After attending UW-Madison, Hawkins went on to write for the Milwaukee Journal Sentinel and the Wisconsin State Journal. He later became a writer for The Wall Street Journal. During that time, Hawkins writes, “My interview with Uncle Ike would slip from memory as my budding career in journalism blossomed.” 

But eventually, he said nightmares of the abuse he endured from his parents in his childhood demanded he return to his family history. He began going to therapy with his parents, which is where he first found the words that would become the title of his memoir.

“In my discussion with my parents, I said, ‘I’m nobody’s slave.’ That was probably my first understanding that so many of the things that I was struggling with were vestiges of slavery,” Hawkins told “Wisconsin Today.” “But I could not put my finger on the truth, because I hadn’t done the research.”

Cover photo courtesy Lee Hawkins

Author searches for ‘the truth of America’

In order to further understand his own struggles with mental health, he traced his family history and the history of violence toward Black people in the United States.

Part of his research led him right back here to Wisconsin. He took a DNA test that revealed more European ancestry than he thought — almost 20 percent of his DNA traced back to Wales. He found out that he had living white relatives. In fact, he had known one of them for 30 years.

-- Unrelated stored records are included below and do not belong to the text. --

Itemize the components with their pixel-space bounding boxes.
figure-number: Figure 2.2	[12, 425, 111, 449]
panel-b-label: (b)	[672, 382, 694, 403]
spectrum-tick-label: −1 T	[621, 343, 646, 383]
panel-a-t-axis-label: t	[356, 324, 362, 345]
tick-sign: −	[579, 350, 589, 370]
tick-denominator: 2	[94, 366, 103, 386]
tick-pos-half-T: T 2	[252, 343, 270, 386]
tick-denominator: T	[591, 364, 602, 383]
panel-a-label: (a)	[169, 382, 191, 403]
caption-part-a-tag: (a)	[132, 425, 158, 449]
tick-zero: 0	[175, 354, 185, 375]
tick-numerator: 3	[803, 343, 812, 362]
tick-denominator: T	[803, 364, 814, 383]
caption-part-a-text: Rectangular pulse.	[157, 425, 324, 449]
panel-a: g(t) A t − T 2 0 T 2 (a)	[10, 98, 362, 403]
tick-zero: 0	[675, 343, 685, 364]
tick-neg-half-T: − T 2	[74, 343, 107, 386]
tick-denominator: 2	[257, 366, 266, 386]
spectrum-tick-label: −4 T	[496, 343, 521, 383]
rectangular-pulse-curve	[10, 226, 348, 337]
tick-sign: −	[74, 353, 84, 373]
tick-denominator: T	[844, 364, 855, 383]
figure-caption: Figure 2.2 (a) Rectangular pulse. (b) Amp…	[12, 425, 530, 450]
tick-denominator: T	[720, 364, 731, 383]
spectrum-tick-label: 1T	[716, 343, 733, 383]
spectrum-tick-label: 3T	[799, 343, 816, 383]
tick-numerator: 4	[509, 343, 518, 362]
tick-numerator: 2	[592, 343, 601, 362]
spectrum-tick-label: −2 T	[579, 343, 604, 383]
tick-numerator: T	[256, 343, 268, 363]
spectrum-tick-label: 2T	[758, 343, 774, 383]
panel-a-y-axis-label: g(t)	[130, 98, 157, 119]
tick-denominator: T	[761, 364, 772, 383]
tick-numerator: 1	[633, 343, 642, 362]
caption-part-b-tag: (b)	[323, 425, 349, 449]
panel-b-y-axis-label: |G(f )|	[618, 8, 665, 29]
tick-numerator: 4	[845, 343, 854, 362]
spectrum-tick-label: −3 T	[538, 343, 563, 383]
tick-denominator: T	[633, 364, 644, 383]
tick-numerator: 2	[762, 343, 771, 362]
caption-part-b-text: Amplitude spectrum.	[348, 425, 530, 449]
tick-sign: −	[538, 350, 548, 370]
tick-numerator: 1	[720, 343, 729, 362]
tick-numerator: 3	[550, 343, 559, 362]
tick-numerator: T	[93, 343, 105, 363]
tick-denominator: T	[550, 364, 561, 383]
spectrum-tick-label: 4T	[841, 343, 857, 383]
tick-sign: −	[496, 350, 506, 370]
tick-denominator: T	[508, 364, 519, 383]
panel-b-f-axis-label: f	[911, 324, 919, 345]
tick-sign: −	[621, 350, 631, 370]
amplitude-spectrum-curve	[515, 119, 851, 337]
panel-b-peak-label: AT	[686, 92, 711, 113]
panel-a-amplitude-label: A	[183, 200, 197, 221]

That person was a public relations professional for the Wisconsin Chamber of Commerce whom he talked to regularly in his early journalism career.

Through genealogical research, Hawkins said, “I found out so much more about the truth of America and why it is that so many African Americans have European DNA.”

The truth, he said, was that his ancestral connection with his white relatives was likely the result of sexual assault on enslaved women by their white captors.

He also found that history impacted his family beyond their DNA.

“This book is a 400-year investigation into the intergenerational effects of slavery, Jim Crow and the Great Migration, on the way that I and many other Black people whose ancestors lived through (those events) were raised,” Hawkins said.

Hawkins came to the conclusion that the abuse he endured as a child was an extension of the whippings that enslaved people endured generations ago. In his memoir, he argues that Black parents like his own unintentionally became the enforcers of white oppression out of their concern for their children’s safety.

“In the community that I was in, the belt was seen as a protective measure to keep a Black child from getting killed by the police or getting killed in their community,” Hawkins said. “It was used to scare us into perfect behavior.”

Lee Hawkins. Photo by Emin Kadi

The complexity of his relationship with his late father is yet another parallel Hawkins draws between his own life and the history of Black Americans.

“It’s really hard for people … to get their minds around how someone who could spank you with a belt could also be as present and loving as my father was,” Hawkins said. “And that complexity is something that I feel about my country, too. How could a country that is supposed to love us be so cruel to us as African Americans?”

Exploring that complexity with his family required Hawkins to approach their conversations with love and openness — something he suggests other families do when talking through their shared trauma.

“I believe that the highest form of love is actually curiosity and asking questions. Why did this happen? How did this happen? What was happening at the time when this happened?” Hawkins said. “We became closer through this process, because this forced us to learn to confront the past and move forward together.”